Tools such as Puppet and Chef — others in the market include Ansible, CFEngine, and Salt — have mostly been used to provision software within a virtualized environment, whether that's on a public cloud such AWS or on private cloud infrastructure. The automation makes it possible to build new instances or take them down on demand — as the WSJ Europe's CIO blog noted earlier this month, that allows an online business such as e-commerce marketplace Etsy to revise its software up to 70 times a day:

Etsy noted in its IPO prospectus Wednesday [mar 4] that it updates code as often as every 20 minutes. Changes are made up to 70 times per day. In 2014, the company executed 10,000 code 'deploys'.

Enterprise flexibility

Last week's Puppet announcement adapts that flexibility to the more hybrid environment of the enterprise. It's part of a deliberate move to add new tools that extend its core capabilities beyond the scope of the virtual server, as Tim Zonca, director of product marketing at Puppet Labs, explained to me in a briefing last week:

The value that Puppet provides our customers is one system rather than pockets of tools. Our customers want to have a consistent and repeatable way to manage their infrastructure. It's less that there's not something else out there, it's a question of consistency across these sophisticated and heterogenous environments.

Last month there was a partnership with Arista Networks to extend its management reach to datacenter networking. Last week's announcement adds new code management and infrastructure-as-code capabilities.

Perhaps most significant is the extension of Puppet Node Manager to launch and manage Docker containers — an increasingly popular form of predefined application environments that utilize server resources more efficiently than conventional virtual machines. Zonca told me:

What we see is, businesses as they're working with containers, especially to simplify application deployment, it's critical to avoid complications when deploying the Docker daemons.

They want the same kind of help managing the complexity as with some of the other stuff they're relying on Puppet to help manage.

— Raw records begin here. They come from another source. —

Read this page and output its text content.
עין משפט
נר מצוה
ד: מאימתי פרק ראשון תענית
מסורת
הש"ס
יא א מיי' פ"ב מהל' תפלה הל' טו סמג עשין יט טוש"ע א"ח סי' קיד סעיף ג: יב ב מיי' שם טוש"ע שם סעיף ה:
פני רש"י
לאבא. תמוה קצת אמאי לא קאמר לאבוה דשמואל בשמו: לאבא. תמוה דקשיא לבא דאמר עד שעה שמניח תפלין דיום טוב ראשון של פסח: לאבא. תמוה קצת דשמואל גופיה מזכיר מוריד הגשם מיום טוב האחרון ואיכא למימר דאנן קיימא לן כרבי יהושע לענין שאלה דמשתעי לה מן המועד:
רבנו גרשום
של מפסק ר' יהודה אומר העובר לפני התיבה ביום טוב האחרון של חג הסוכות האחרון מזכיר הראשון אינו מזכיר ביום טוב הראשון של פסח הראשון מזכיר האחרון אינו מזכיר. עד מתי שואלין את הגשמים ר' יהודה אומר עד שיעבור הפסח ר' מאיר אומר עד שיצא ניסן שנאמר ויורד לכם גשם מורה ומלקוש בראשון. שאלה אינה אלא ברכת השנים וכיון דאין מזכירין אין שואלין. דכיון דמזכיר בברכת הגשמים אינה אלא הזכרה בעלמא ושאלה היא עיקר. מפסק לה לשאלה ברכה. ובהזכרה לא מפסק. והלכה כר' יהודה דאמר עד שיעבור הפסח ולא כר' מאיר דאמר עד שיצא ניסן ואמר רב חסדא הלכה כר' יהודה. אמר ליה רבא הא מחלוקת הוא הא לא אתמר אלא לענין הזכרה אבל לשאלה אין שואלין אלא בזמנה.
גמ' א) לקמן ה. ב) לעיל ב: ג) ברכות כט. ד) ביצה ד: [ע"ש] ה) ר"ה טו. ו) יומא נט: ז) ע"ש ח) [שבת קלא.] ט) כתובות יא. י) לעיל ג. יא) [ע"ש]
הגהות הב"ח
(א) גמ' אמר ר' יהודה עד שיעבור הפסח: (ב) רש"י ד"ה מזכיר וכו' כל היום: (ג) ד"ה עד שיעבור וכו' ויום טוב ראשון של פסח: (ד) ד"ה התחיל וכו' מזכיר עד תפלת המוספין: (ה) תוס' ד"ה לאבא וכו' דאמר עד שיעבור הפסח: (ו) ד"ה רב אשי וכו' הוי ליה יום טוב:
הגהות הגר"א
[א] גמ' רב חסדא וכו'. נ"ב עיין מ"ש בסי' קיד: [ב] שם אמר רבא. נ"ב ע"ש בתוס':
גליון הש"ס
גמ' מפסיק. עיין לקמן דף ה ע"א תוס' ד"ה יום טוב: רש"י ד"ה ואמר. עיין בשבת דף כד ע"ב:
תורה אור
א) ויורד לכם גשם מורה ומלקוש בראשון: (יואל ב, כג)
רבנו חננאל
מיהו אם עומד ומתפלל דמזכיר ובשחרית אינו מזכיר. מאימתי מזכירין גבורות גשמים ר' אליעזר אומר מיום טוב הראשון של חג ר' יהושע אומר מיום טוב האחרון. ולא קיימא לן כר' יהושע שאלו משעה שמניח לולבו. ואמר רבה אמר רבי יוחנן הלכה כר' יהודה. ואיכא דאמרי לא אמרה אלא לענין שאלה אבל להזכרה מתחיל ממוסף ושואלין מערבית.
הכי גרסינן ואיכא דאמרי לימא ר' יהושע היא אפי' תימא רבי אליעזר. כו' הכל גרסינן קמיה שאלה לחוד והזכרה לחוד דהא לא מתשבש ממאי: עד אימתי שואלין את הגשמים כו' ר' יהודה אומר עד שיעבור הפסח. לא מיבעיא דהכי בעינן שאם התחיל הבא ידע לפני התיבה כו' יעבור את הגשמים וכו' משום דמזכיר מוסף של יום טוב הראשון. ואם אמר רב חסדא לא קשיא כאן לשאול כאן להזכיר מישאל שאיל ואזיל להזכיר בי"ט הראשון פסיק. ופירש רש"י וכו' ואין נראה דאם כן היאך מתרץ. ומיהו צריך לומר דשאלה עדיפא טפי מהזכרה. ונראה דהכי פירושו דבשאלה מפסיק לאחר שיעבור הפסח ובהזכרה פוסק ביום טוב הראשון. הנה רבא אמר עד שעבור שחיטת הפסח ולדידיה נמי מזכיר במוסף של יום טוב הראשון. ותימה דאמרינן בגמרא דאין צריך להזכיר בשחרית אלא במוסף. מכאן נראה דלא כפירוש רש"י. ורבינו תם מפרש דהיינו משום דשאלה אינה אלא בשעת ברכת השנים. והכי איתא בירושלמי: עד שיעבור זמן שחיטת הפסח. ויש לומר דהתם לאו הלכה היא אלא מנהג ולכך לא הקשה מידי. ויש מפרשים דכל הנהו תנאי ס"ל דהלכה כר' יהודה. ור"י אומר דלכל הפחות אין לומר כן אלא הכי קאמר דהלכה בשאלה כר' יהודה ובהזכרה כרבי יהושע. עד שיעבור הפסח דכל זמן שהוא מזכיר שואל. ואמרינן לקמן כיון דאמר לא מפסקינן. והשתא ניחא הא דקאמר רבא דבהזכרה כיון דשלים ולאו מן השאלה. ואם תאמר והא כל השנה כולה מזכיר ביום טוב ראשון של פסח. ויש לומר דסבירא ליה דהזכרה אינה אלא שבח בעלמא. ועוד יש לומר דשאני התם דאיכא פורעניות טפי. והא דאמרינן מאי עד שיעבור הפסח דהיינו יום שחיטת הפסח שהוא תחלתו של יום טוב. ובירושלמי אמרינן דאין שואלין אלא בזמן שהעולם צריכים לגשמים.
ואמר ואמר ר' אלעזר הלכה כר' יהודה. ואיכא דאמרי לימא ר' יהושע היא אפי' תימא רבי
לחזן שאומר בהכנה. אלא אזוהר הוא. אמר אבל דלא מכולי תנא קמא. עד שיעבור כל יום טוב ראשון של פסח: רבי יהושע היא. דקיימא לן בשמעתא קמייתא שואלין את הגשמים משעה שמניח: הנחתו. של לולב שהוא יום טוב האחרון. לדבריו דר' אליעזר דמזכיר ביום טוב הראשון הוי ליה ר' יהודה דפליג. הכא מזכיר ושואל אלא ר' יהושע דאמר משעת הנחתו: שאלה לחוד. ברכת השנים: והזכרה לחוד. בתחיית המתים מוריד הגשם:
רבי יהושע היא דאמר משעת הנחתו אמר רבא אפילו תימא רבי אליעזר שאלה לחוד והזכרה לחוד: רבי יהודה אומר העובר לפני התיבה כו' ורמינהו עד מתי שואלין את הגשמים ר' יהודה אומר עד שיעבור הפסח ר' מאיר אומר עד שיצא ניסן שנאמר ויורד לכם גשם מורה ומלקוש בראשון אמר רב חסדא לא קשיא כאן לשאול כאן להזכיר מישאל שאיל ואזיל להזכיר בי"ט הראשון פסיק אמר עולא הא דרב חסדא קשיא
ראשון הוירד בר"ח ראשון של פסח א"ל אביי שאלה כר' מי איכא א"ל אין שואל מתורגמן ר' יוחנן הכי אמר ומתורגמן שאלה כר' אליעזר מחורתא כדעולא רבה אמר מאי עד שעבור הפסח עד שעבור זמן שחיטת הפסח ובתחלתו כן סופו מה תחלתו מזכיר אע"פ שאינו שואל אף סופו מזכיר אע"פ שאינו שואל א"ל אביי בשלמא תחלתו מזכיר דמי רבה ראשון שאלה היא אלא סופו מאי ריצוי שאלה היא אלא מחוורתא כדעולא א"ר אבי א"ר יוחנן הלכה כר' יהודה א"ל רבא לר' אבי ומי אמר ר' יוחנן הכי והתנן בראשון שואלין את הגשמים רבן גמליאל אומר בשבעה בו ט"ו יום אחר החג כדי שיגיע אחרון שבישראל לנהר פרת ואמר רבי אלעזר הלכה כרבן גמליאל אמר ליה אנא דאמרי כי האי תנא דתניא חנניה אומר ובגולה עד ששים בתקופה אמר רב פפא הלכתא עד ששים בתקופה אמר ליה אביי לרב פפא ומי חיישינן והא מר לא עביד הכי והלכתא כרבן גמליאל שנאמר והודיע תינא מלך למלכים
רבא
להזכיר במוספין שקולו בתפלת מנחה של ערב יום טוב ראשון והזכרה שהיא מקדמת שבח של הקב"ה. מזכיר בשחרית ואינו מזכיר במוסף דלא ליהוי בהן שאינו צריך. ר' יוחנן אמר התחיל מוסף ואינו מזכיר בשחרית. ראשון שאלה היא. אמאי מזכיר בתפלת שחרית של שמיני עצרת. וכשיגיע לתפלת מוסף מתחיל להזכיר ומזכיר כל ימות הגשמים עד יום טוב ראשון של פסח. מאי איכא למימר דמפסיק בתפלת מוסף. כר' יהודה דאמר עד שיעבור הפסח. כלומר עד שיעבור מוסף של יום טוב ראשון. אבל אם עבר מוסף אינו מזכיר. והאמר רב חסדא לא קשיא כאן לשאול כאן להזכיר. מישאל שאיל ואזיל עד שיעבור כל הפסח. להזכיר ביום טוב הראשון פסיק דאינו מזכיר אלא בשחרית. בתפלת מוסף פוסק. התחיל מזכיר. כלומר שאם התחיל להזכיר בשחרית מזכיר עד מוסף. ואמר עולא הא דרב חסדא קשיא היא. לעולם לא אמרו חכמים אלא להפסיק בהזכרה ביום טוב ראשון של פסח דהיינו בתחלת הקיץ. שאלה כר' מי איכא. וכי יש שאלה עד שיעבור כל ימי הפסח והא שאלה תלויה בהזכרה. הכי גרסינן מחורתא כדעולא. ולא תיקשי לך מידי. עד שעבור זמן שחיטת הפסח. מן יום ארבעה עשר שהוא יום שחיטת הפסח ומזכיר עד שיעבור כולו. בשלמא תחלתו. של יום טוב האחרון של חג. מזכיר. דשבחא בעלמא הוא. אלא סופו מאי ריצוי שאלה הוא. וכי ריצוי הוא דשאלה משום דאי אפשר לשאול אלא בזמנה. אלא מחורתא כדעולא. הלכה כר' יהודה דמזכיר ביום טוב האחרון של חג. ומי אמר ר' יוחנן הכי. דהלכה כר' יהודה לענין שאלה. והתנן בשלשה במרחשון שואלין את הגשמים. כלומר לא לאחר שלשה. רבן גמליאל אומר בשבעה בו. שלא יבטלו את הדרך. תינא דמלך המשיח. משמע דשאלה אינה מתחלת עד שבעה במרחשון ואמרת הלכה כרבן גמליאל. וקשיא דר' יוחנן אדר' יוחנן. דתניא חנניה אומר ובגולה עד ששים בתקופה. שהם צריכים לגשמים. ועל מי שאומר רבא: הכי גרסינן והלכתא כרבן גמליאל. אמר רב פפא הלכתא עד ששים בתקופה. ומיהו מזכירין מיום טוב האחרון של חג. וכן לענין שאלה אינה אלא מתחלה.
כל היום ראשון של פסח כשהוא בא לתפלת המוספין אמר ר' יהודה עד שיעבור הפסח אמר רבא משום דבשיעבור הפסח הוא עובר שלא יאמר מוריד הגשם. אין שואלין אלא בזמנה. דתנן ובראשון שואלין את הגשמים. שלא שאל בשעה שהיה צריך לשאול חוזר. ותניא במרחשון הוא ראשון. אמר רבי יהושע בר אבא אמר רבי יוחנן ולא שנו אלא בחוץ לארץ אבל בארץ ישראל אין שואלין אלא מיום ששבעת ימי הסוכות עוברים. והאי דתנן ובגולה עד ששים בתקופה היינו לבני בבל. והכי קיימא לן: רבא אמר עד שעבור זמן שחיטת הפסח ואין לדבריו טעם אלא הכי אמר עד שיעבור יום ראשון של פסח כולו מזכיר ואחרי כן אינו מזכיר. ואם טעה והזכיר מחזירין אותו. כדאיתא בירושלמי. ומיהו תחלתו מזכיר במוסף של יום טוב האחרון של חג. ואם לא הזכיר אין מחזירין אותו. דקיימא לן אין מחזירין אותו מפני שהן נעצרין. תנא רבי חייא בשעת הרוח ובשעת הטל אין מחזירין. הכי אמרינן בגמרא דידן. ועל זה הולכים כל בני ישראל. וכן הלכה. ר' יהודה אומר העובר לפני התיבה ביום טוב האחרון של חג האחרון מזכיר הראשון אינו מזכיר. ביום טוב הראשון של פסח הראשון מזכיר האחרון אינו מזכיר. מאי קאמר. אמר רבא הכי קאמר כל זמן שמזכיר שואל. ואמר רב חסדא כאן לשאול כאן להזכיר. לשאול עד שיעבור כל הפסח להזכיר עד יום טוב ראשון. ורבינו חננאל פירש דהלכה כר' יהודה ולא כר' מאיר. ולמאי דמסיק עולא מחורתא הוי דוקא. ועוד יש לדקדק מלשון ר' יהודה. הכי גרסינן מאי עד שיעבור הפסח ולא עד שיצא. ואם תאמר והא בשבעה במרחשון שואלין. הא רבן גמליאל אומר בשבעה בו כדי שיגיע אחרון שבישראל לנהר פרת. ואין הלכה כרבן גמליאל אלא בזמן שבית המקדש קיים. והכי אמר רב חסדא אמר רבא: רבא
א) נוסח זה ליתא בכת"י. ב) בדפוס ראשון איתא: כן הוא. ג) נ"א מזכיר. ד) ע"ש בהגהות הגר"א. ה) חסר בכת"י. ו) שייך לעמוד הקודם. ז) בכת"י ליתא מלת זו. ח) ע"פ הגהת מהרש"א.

They spend less time firefighting configuration issues and more time streamlining their application deployment.

There are new change control processes for a variety of AWS functions including EC2, virtual private cloud, elastic load balancing, auto-scaling, security groups and Route53.

Finally, the new release has an updated version of a tool called Razor, which automatically sets up virtualization on a bare server machine ready for Puppet to manage. The purpose is to automate a further step in the provisioning process.

Managing hybrid environments

The primary target for all these capabilities are enterprise teams who are collaborating within an IT organization to manage hybrid infrastructures. This covers pretty much every enterprise Puppet speaks to, said Zonca:

Most of the sales calls I've been on, the smallest one had about sever different IT teams. Hybrid cloud is what they're trying to figure out.

They're trying to move some stuff to the cloud, they want to use Puppet as an organization to help them move across all their environments.

Puppet helps manage access so that individual teams are limited to specific resources within the hybrid environment, he added.

Role-based access control allows the management teams within this hybrid cloud environment to say that certain teams can only do certain subsets, for example AWS or a certain application stack on Linux or Windows.

Even though the whole picture is hybrid cloud, the specific user team is constrained to a certain set of resources.

Effective use of these tools has a palpable impact on outcomes, according to Puppet Labs' annual State of DevOps survey, which last year (PDF) found that:

High-performing organizations are deploying code 30 times more frequently, with 50 percent fewer failures than their lower-performing counterparts ...

High IT performance correlates with strong business
performance, helping to boost productivity, profitability and market
share.

Puppet is currently collecting responses for its 2015 State of DevOps report.

My take

IT has operated like a craft industry for far too long. Time to automate and industrialize.